Duit BPJS Kesehatan Habis Membiayai Penyakit Tidak Menular

PALMERAH--- Program Jaminan Kesehatan Nasional (JKN) telah berjalan selama empat tahun. Selama itu pula masyarakat merasakan manfaat atas akses kesehatan itu.

Namun, berbagai permasalahan pelayanan kesehatan juga turut mengiringi.

Yang teranyar adalah defisit yang dialami BPJS Kesehatan hingga membuat Presiden Joko Widodo turut bersuara.

Menteri Kesehatan Nila Juwita Moeloek, mengatakan, selain tuntutan akses pelayanan kesehatan masyarakat, tantangan lain yang harus dihadapi sangat besar.

Pertama, adanya transisi epidemiologi. Hal ini terlihat dari banyaknya penyakit menular menjadi penyakit tidak menular (PTM) yang juga membuat meningkatnya pembiayaan kesehatannya.

"Biaya penyakit tidak menular ini memang benar salah satu yang membuat BPJS mengalami kesulitan sebab 35 persen belanjanya BPJS habis untuk manfaat medis dari penyakit tidak menular ini," kata Nila, beberapa waktu lalu.

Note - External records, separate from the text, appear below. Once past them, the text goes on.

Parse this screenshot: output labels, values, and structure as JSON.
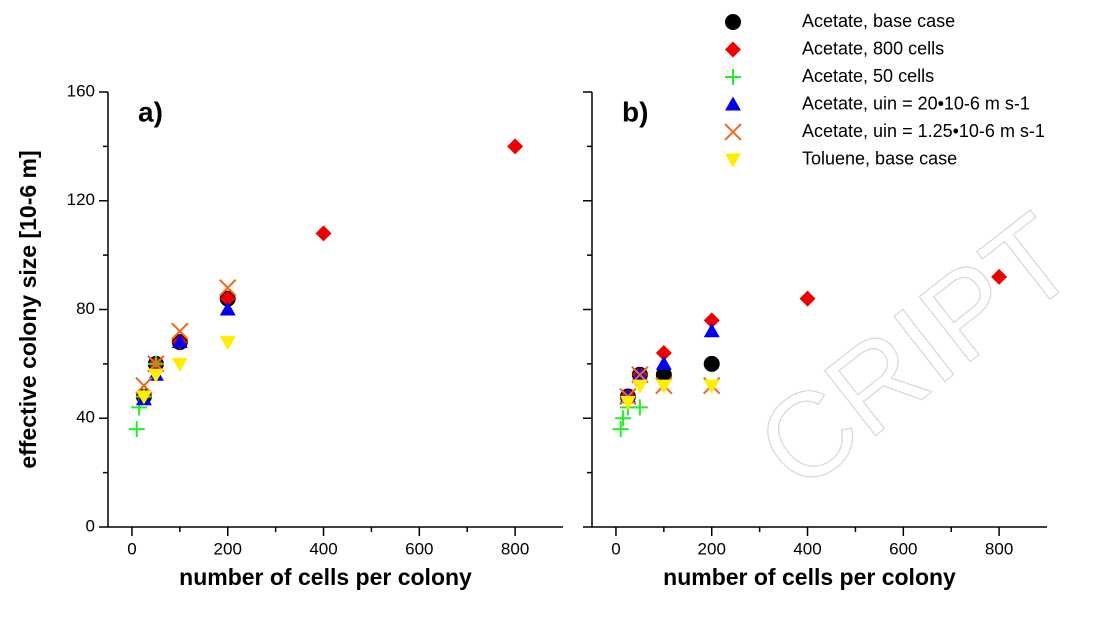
{
  "watermark": "CRIPT",
  "chart_data": [
    {
      "type": "scatter",
      "label": "a)",
      "xlabel": "number of cells per colony",
      "ylabel": "effective colony size [10-6 m]",
      "xlim": [
        -50,
        900
      ],
      "ylim": [
        0,
        160
      ],
      "xticks": [
        0,
        200,
        400,
        600,
        800
      ],
      "yticks": [
        0,
        40,
        80,
        120,
        160
      ],
      "xminorticks": [
        100,
        300,
        500,
        700
      ],
      "yminorticks": [
        20,
        60,
        100,
        140
      ],
      "series": [
        {
          "name": "Acetate, base case",
          "color": "#000000",
          "marker": "circle",
          "x": [
            25,
            50,
            100,
            200
          ],
          "values": [
            48,
            60,
            68,
            84
          ]
        },
        {
          "name": "Acetate, 800 cells",
          "color": "#ee0000",
          "marker": "diamond",
          "x": [
            25,
            50,
            100,
            200,
            400,
            800
          ],
          "values": [
            48,
            60,
            68,
            84,
            108,
            140
          ]
        },
        {
          "name": "Acetate, 50 cells",
          "color": "#22ee22",
          "marker": "plus",
          "x": [
            10,
            15,
            25,
            50
          ],
          "values": [
            36,
            44,
            48,
            60
          ]
        },
        {
          "name": "Acetate, uin = 20•10-6 m s-1",
          "color": "#0000ee",
          "marker": "triangle-up",
          "x": [
            25,
            50,
            100,
            200
          ],
          "values": [
            47,
            56,
            68,
            80
          ]
        },
        {
          "name": "Acetate, uin = 1.25•10-6 m s-1",
          "color": "#ee6a22",
          "marker": "x",
          "x": [
            25,
            50,
            100,
            200
          ],
          "values": [
            52,
            60,
            72,
            88
          ]
        },
        {
          "name": "Toluene, base case",
          "color": "#ffee00",
          "marker": "triangle-down",
          "x": [
            25,
            50,
            100,
            200
          ],
          "values": [
            48,
            56,
            60,
            68
          ]
        }
      ]
    },
    {
      "type": "scatter",
      "label": "b)",
      "xlabel": "number of cells per colony",
      "xlim": [
        -50,
        900
      ],
      "ylim": [
        0,
        160
      ],
      "xticks": [
        0,
        200,
        400,
        600,
        800
      ],
      "yticks": [
        0,
        40,
        80,
        120,
        160
      ],
      "xminorticks": [
        100,
        300,
        500,
        700
      ],
      "yminorticks": [
        20,
        60,
        100,
        140
      ],
      "series": [
        {
          "color": "#000000",
          "marker": "circle",
          "x": [
            25,
            50,
            100,
            200
          ],
          "values": [
            48,
            56,
            56,
            60
          ]
        },
        {
          "color": "#ee0000",
          "marker": "diamond",
          "x": [
            25,
            50,
            100,
            200,
            400,
            800
          ],
          "values": [
            48,
            56,
            64,
            76,
            84,
            92
          ]
        },
        {
          "color": "#22ee22",
          "marker": "plus",
          "x": [
            10,
            15,
            25,
            50
          ],
          "values": [
            36,
            40,
            44,
            44
          ]
        },
        {
          "color": "#0000ee",
          "marker": "triangle-up",
          "x": [
            25,
            50,
            100,
            200
          ],
          "values": [
            48,
            56,
            60,
            72
          ]
        },
        {
          "color": "#ee6a22",
          "marker": "x",
          "x": [
            25,
            50,
            100,
            200
          ],
          "values": [
            48,
            56,
            52,
            52
          ]
        },
        {
          "color": "#ffee00",
          "marker": "triangle-down",
          "x": [
            25,
            50,
            100,
            200
          ],
          "values": [
            46,
            52,
            52,
            52
          ]
        }
      ]
    }
  ]
}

Nila bersyukur hasil Riset Kesehatan Dasar 2018 (Riskedas 2018) yang dirilis oleh Litbang Kemenkes memberikan beberapa hasil yang baik.

Satu di antaranya adalah angka stunting turun dari 37,2 (persen) menjadi 30,8, kendati masih di bawah angka WHO.

"Namun sedihnya, di sisi lain angka penyakit tidak menular meningkat luar biasa. Diabetes dari 6,8 (persen) menjadi 8,2. Juga hipertensi dan penyakit-penyakit lain, termasuk angka hipertensi dan merokok pada anak-anak yang sekarang menjadi 9 (persen), di mana dalam RPJMN (diharapkan) menjadi 5. Ini tugas berat kita semua," katanya.

Masih banyak permasalahan lain program Jaminan Kesehatan Nasional (JKN).

Salah satunya adalah akses layanan kesehatan berkualitas bagi pasien penyakit kronis, misalnya para pasien gagal ginjal kronis (GGK) tahap akhir yang harus menjalani perawatan cuci darah atau dialisis.

Seperti diketahui, pasien dialisis harus menjalani prosedur ini sepanjang hidupnya, sebagai bentuk terapi pengganti ginjal yang sudah tidak dapat berfungsi secara normal.

Artinya, pemerintah beserta seluruh pemangku kepentingan tidak dapat menutup mata terhadap dampak ekonomi dan sosial dari populasi ini baik jangka pendek dan jangka panjang.

Biaya dialisis yang ditanggung oleh BPJS Kesehatan pada dua tahun terakhir, yakni 2016 dan 2017 adalah Rp 3,9 triliun dan melonjak ke angka Rp 4,6 triliun, menempati posisi kedua tertinggi dari biaya penyakit yang ditanggung oleh BPJS Kesehatan.

Jika dibedah lebih lanjut, pada tahun 2017 berdasarkan jumlah kunjungan 4.200.678 dan jumlah pasien dialisis berdasarkan nomor kartu kepesertaan yaitu 73.737 pasien, didapatkan rata-rata kunjungan adalah 56 kali per tahun.

Angka ini hanya 58 persen dari idealnya jumlah kunjungan 96 kali setahun (dengan asumsi 8 kali kunjungan per bulan).

Artinya, utilisasi hemodialisa masih belum optimal, yang dipengaruhi faktor kepatuhan pasien, faktor pasien meninggal dunia, atau adanya hambatan akses pasien untuk mendapatkan perawatan, seperti proses rujukan berjenjang yang berbelit, atau minimnya jumlah fasilitas hemodialisis.

Kenyataan yang terjadi dengan tingginya defisit yang dialami oleh BPJS Kesehatan harus disoroti dan ditindaklanjuti secara serius. Biaya penyakit katastropik yang cukup tinggi, seperti contohnya dialisis tidak dapat diabaikan.